We all know that Medieval medicine has gotten a bad rap, and that reputation is not based on fantasy. Leeches, bleeding, branding, urine, filth—all things that we associate with doctors of that era, and things that are not necessarily untrue. But there were other options besides dying from infection and/or losing limbs. Healers, often wise-women, used herbs and cleanliness to heal. This was not all the time, of course, but in the country, and where doctors were not readily available (for example, among the poorer classes), the local wise woman was the only choice, and as often as not, the better one.
Now if you were lucky, you got the wise woman who did not believe that clean was a four-letter word; since I am writing a romance, it would not do to have some superstitious, filthy hag treating the injured man. Bear in mind, that I am not a physician in any way at all, and that all the information I write here is general, and gleaned from internet sources, either through websites, or internet friends who are members of SCA. But let’s face it, they likely get their knowledge the same way I did, for if they ever truly get hurt, most of them would be at the E.R., toot-de-suite.
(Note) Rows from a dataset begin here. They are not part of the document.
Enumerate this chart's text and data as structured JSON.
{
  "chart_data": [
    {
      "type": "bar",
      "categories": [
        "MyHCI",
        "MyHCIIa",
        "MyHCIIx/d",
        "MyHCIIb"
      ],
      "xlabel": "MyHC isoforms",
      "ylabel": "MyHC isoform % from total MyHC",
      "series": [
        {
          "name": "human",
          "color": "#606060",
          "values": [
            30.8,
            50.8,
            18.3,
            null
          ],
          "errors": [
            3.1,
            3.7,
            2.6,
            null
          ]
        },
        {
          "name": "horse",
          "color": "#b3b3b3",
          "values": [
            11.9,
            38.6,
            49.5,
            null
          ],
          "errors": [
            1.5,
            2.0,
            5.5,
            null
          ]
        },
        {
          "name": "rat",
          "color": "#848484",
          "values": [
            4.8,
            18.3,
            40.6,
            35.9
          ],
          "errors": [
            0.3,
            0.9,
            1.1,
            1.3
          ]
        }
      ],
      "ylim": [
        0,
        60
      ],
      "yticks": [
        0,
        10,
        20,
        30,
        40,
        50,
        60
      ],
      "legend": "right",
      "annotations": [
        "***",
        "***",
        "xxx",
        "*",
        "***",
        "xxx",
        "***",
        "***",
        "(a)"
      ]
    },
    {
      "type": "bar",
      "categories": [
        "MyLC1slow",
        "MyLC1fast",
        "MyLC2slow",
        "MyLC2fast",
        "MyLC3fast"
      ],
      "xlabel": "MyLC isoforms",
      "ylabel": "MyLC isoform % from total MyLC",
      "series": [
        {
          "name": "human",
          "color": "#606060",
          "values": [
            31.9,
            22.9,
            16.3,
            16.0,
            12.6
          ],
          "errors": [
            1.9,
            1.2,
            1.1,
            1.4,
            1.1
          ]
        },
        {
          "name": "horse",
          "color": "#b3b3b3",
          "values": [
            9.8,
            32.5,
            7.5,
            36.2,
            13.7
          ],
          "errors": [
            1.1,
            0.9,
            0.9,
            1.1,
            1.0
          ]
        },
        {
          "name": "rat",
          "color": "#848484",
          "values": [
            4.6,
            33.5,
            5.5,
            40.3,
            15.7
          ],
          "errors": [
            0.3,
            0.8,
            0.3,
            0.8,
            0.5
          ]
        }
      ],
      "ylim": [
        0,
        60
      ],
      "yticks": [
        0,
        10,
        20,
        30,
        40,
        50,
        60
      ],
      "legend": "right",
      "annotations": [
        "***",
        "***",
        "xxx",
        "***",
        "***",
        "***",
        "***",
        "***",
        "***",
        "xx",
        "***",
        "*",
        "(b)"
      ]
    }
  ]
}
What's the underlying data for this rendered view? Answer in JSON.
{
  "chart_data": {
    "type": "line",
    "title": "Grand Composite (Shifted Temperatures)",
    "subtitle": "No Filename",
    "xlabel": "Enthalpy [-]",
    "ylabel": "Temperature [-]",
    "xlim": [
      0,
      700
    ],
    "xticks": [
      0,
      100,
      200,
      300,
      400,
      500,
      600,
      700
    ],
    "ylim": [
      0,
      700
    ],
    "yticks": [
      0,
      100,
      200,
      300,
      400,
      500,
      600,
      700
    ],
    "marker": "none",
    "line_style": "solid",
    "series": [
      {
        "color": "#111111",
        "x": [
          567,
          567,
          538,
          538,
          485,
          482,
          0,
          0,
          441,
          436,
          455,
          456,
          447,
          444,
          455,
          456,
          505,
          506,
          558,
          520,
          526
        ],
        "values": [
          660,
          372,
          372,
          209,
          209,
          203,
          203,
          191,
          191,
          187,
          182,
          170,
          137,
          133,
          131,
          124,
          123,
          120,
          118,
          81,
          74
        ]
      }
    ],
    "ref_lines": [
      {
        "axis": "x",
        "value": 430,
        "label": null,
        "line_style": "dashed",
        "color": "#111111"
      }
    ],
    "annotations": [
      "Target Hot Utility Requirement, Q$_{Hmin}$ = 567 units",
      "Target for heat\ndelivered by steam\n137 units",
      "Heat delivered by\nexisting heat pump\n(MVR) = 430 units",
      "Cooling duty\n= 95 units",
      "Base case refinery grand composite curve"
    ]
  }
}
The most important things with wound treatment are cleanliness and immediate treatment. If a wound could be treated quickly, cleaned, and kept clean, the patient stood a much better chance of survival. Castles and cottages were often cold, drafty, damp places. Keeping the patient warm and dry was vitally important. Once the patient’s wound was clean and cleared of all debris, treatment could really begin.
Yarrow was frequently used to stop bleeding. Also called devil’s nettle, thousand leaf, and soldier’s woundwort, this herb has many medicinal uses. First of all, it slows bleeding; the leaves would have been useful in a poultice to this end. Boil the leaves and drink it in a tea to bring down fever and relieve pain, adding honey for sweetener and also for its antibacterial qualities.
For broken bones, comfrey leaves could be crushed into a poultice. Comfrey, like many herbs, should be used with caution, and only by a qualified herbalist. I have read many articles, usually on “modern” medical websites, that point to the fact that comfrey can cause liver damage and even death, but then, an overdose of cough medicine can also cause death if left untreated. However, comfrey is also very good at knitting bones and closing wounds due to the fact that it stimulates cell division and reproduction.
One other very important factor in healing is rest. If one cannot sleep, one’s body is taxed even further than by the injury alone. In this instance, chamomile or lavender would probably be used. Both are popular relaxants, allowing the body to drift off to sleep.
I would imagine that most healers would use various herbs in various forms, just as doctors today do not use only one medicine or method necessarily to treat a major wound. Again, I am not a physician, nor a time traveler, just a person who enjoys research. For further information, please speak with your local herbalist.